For me, personally, the book was simply confirmation of the way I’ve always treated my husband. And I didn’t really need the confirmation because I know the “simple rules” Dr. L states are really true and workable (assuming you are dealing with a decent, stand-up guy). I know this based on my happy marriage of 18 years compared to the unhappy (or now-extinct) marriages of some of my friends who have told me over the years that I am “too nice” to my husband. How the hell can you be “too nice” to someone you love? I think many people get into the habit of bickering and nagging. My husband and I do NOT bicker. And I do NOT nag. We have had disagreements, of course – even the odd actual arguement – but the normal course of our relationship is smooth. I think this is largely because we both try to see the other person’s side AND we both allow for imperfections.
The sex thing (which many of the book’s critics have seized upon): There are two people in a marriage. Why should the desires of the person who doesn’t want sex always trump the needs of the person who does? When were first married, my husband had a very strong sex drive – he wanted it every day, usually twice. I, meanwhile, was running a house and dealing with two babies, one of whom was disabled. I was tired. So, because I only wanted it once in while, he should do without most of the time? Instead, I made a deal with him – he could have sex on demand, but most of the time it was going to be of the quick-and-dirty variety. And, when I really was in the mood, I’d let him know and we’d get a little more inventive. When the kids were really little, I was only really in the mood a couple of times a month, yet we had 1 or 2 quickies a day. Why not? It only took 5 or 10 minutes, it didn’t hurt me in any way, and it made him happy WAY out of disproportion to the minor inconvenience to me. As the kids have grown older, I’ve gotten a lot of my own sex drive back. And, as my husband has grown older, his sex drive has slipped a bit. Currently, we do the quickie thing a couple of times a week and something a little more involved a couple of times a week. After almost 20 years we still have sex 4 or 5 times a week, which I think is pretty damned good. Now, I have a friend who was married about the same time I was. Her husband also would have liked to have sex every day. But she was tired. And my solution (which I shared with her when she complained about her husband’s constant “demands”) was too “degrading.” So, they had sex when she wanted it – every couple of months – and her husband just did without the rest of the time. She’d even get pissed if she caught him looking at porn – she almost left him once when she caught him masturbating to a borrowed skin-flick.

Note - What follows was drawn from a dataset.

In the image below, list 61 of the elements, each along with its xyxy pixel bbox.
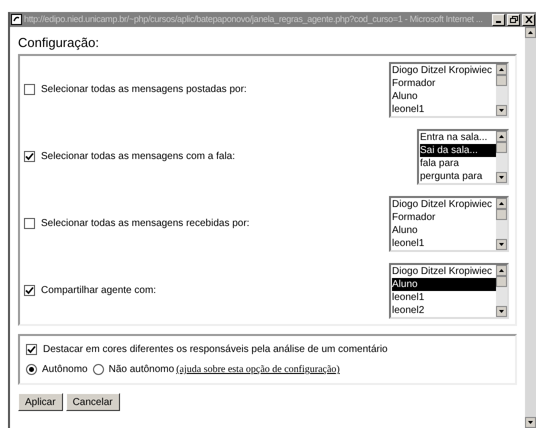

Apparently, if she wasn’t interested, everyone in the household needed to just detach their genitals! I talked her out of leaving him (“What’s he supposed to do if you won’t give it up? Explode?”) and they are still together. But they sleep in separate rooms (because he snores) and have a cool, cordial relationship instead of a warm, loving one. Maybe it works for them. But I can’t help thinking I have the better situation.
Dr. L, in my opinion got some things wrong in this book. Specifically, her contention that these problems in marriage have grown somehow out of the women’s movement – she thinks everything can be laid at the door of our liberal society. She’s really a one-trick pony in that regard. I think these identical problems (nagging, bickering, unhappiness and disconnectedness) have always been a part of many marriages. It’s human nature to want your own needs put first and to think your own opinions more worthy of merit. But if you want to live happily with someone else you have to respect their needs and opinions, too. This is common sense, which is what this book is full of.
Unfortunately, it’s common sense as related by Dr. L – who I admit can come across as a bit of a harpy. This book, believe it or not, is much less strident than her previous ones (especially the last one about child-raising which was often downright mean. Currently her show has been leaned towards marriage questions – obviously to give her the chance to hawk the book. I’m finding that somewhat annoying. And her advice to callers hasn’t been quite so balanced as her advice in the books. She’s leaned a little too far to the side of the men, in my opinion. Last week she took two very similar calls – one from a girl who was afraid her boyfriend was going to buy her an engagement ring she wouldn’t like, and one from a woman whose feeling were hurt because she had given her husband a gift he didn’t like. The girl was told to learn to love her ugly engagment ring because it came from her boyfriend’s heart. The other woman was told to “get over it” and give her husband a different gift if he didn’t like the first one!
But the book isn’t like that. It’s much more nuanced than you’d give it credit for if you’ve only heard her on her show – where, frankly, she’s often not at her best. All right, all right – on her show, she’s often a judgmental, mouth-breathing, snap-tempered lunatic. But the book has some good points and good suggestions – especially if you apply the advice across both genders. Basically what Dr. L is saying in the book is this: realize that your spouse is not you. He or she is a separate person with separate feelings and perceptions. And his or her feelings and perceptions are not wrong, they’re just different from yours. And that is good advice, whoever it originates from.